When Ted Rogers turned 50, in 1983, he received a gift from Robin Korthals, a friend who was then president of the Toronto-Dominion Bank. It was a fake loan document, offering him a TD personal line of credit for $50 billion. Rogers appreciated the joke, even if he felt it overstated his debt habit. In his autobiography, he calculated that all of his companies had borrowed “not much more than $30 billion” over three decades. And raised a grand total of $4.5 billion in equity.
That was classic Ted Rogers—the gambling, debt-loving workaholic who built the biggest and most ambitious cable, wireless and media empire that Canada has ever seen. His life story, and that of Rogers Communications Inc., included brushes with creditors—he came within hours of losing the company in the 1970s—moments of brilliance, and deal after deal after deal. His high-wire act was always going to be difficult to follow. In March, 2009, shortly after his death, that task fell to Nadir Mohamed.
Now Mohamed is leaving, making way for Vodafone executive Guy Laurence, who becomes the new chief executive on Dec. 2. And if you listen to the whispers coming from Rogers HQ, Mohamed’s reign was a less-than-glorious period. There is the crude scorecard of the stock market, where Rogers has underperformed BCE Inc. and Telus Corp., both of which have offered returns of more than 120% since March 31, 2009. (Rogers’s return in that time was 82%, including dividends.) There is the loss of dominance in the company’s most important business, wireless, where Rogers no longer whips the telcos in the race for new subscribers. And there is the alleged coziness with the mortal enemy of Bell (which, by the way, owns 15% of The Globe and Mail).
During an interview with this magazine in 2005, Ted Rogers smacked his fist into his palm and said of BCE: “If they screw us around too much, I’ll screw them around where it really hurts.” But last year, Rogers and the evil Bell completed a deal that saw the two become equal partners in controlling Maple Leaf Sports and Entertainment Ltd. Each now owns 37.5% of the company that owns the Toronto Maple Leafs, the Raptors and Toronto FC, and they share the broadcast rights to the games. Equal partners? With those guys? Nadir, what were you thinking?
All of that, however, does not give the whole picture. I think the record will show that Mohamed took one of the biggest jobs in Canada at precisely the worst time anyone could get it.
Ted Rogers died on Dec. 2, 2008. It was the middle of the great financial crisis. For the previous year and a half, BCE had been distracted by a takeover drama; it was due to be taken private in one of the biggest leveraged buyouts ever.

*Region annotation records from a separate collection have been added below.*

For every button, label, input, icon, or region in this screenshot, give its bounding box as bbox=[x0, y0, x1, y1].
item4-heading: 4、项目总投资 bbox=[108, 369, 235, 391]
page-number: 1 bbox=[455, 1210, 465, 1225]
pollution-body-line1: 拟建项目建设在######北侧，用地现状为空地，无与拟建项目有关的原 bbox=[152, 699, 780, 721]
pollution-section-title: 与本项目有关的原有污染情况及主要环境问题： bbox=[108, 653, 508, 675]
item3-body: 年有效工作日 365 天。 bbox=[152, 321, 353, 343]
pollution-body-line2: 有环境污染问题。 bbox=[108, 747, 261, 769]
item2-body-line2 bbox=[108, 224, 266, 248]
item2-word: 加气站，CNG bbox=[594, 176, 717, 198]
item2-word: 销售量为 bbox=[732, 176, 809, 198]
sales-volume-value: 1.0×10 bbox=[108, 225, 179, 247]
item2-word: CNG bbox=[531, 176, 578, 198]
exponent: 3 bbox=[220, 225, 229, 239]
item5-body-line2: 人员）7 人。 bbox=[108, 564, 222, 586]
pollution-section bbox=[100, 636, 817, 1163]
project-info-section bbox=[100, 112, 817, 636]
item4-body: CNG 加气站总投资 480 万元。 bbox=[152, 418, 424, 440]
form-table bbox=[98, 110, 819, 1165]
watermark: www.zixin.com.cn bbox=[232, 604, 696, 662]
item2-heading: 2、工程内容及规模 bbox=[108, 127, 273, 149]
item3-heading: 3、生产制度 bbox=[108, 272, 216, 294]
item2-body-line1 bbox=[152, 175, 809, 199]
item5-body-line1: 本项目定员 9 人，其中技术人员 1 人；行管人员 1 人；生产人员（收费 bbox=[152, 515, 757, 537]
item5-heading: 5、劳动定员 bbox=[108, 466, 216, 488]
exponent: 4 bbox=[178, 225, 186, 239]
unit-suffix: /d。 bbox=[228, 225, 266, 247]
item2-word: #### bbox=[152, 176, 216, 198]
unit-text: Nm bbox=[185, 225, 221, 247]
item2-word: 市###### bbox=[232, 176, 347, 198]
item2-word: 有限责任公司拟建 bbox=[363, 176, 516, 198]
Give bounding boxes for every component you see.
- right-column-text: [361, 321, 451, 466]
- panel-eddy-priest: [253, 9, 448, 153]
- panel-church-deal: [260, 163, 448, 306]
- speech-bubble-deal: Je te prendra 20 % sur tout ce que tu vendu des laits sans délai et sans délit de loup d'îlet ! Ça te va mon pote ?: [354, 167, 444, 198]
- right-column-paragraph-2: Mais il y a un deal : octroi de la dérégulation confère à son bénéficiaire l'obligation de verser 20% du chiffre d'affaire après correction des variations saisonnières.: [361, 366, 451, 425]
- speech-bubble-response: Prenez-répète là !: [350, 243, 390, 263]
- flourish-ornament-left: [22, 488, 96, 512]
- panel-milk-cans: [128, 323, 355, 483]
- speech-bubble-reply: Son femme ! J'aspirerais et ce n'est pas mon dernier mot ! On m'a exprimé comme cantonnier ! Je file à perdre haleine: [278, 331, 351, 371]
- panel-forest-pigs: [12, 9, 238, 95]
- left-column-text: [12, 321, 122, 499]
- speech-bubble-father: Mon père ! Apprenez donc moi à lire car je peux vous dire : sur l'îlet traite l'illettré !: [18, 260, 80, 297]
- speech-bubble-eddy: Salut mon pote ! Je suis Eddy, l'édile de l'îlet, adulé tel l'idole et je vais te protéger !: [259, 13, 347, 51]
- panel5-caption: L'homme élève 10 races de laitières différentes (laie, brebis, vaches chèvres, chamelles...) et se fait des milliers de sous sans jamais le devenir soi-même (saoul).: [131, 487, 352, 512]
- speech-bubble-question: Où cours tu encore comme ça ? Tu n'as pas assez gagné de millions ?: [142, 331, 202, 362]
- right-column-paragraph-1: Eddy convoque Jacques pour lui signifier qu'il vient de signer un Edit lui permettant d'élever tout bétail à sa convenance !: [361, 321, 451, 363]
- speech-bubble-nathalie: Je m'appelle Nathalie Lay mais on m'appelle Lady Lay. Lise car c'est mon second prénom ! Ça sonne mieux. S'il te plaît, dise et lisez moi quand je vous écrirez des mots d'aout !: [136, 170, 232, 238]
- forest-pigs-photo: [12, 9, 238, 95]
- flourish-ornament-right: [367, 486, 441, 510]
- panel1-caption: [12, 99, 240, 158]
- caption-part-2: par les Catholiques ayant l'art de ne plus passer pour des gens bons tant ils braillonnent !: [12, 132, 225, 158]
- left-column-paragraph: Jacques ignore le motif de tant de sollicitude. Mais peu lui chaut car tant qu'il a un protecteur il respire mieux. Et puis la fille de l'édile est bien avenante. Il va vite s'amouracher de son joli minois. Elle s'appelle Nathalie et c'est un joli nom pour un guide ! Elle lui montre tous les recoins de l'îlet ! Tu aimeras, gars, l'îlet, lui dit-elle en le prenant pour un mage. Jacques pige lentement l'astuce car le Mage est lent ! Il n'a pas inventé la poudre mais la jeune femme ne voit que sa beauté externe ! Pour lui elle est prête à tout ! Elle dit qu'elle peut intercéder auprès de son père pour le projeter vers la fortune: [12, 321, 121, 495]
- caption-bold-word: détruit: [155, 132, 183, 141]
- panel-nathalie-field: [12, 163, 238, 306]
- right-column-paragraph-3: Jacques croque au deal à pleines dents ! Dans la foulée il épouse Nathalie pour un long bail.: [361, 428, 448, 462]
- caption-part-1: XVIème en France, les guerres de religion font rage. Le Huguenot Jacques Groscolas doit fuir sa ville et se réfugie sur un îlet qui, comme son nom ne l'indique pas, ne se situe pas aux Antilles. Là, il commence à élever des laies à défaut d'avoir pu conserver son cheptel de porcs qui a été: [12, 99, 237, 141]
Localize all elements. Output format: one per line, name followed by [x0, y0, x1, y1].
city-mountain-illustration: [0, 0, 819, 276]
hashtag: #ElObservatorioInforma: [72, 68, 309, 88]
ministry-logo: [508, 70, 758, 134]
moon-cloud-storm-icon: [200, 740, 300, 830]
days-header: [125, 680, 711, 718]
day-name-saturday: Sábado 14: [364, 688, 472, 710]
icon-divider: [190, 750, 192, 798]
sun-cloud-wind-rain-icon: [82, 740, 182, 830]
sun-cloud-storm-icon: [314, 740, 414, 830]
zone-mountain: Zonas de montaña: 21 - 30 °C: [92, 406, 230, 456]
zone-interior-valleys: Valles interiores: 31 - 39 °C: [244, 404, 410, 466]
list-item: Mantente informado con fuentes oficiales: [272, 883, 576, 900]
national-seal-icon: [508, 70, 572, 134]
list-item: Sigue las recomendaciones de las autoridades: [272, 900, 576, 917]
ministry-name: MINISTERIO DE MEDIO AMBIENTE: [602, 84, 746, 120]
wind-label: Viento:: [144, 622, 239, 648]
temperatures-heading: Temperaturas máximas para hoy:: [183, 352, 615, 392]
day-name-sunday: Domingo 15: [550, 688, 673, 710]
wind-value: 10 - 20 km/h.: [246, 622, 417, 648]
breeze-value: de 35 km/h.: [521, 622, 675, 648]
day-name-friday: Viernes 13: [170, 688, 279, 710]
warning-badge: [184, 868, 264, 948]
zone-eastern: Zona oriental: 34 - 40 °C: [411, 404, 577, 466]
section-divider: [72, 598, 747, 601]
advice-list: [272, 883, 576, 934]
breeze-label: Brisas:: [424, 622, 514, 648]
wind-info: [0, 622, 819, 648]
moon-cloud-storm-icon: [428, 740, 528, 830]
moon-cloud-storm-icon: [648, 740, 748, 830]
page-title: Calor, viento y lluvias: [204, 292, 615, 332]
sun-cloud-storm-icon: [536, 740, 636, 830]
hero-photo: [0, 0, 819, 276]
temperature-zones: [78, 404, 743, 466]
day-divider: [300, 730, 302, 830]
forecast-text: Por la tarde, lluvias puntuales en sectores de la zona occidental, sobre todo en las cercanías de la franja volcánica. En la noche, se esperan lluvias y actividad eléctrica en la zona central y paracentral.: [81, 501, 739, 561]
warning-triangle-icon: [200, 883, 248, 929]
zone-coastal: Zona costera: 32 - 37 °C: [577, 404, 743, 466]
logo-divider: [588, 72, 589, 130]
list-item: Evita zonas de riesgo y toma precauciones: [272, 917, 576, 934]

On Dec. 11, the BCE deal died. Over the next 12 months, pretty much everything changed in the Canadian wireless business. With new boss George Cope—and without tens of billions in new debt from a buyout—BCE woke from its multiyear slumber. For example: One reason Rogers was winning in wireless was that it had about 400 more retail outlets than Bell. So, Cope bought The Source to add 750 stores that would sell only Bell phones. That was in early March, 2009—when the Rogers board was still dithering about naming a new CEO.
BCE and Telus did something else in 2009. They finished building a wireless network capable of handling the iPhone. At the time, it didn’t seem like such a big deal: The BlackBerry (ha!) was still Canada’s dominant smartphone. But the move proved important once Apple’s glass box became the phone of choice for hip urbanites. Rogers lost a lucrative monopoly.
Several weeks later, the federal cabinet overturned a CRTC ruling and allowed foreign-backed Wind Mobile to start a wireless operation in Canada. Wind and another newcomer, Mobilicity, had spent nearly $700 million on wireless licences. They needed subscribers fast, so they attacked the biggest markets first, namely Toronto, Rogers’s backyard. A price war ensued, but more than that, the Harper government’s view of the industry changed. Lower phone bills proved popular. Wireless competition has become a permanent fixture of government policy, and bashing the Big Three is a proven political strategy.
So the game has changed. In the years before Ted Rogers died, his company prospered like never before—partly because of his shrewd dealmaking but also because the political landscape was benign, its main competitor was a zombie, the wireless industry was an oligopoly of three, and capital markets were open to a company that carried a large burden of debt. By the time Mohamed became the boss, the politicians were hostile, BCE had emerged from the crypt, the wireless business included at least five competitors in the big cities, the capital markets were a total mess and most investors didn’t even want to look at a company with too much debt.
Even a deal-crazy genius would have trouble with that.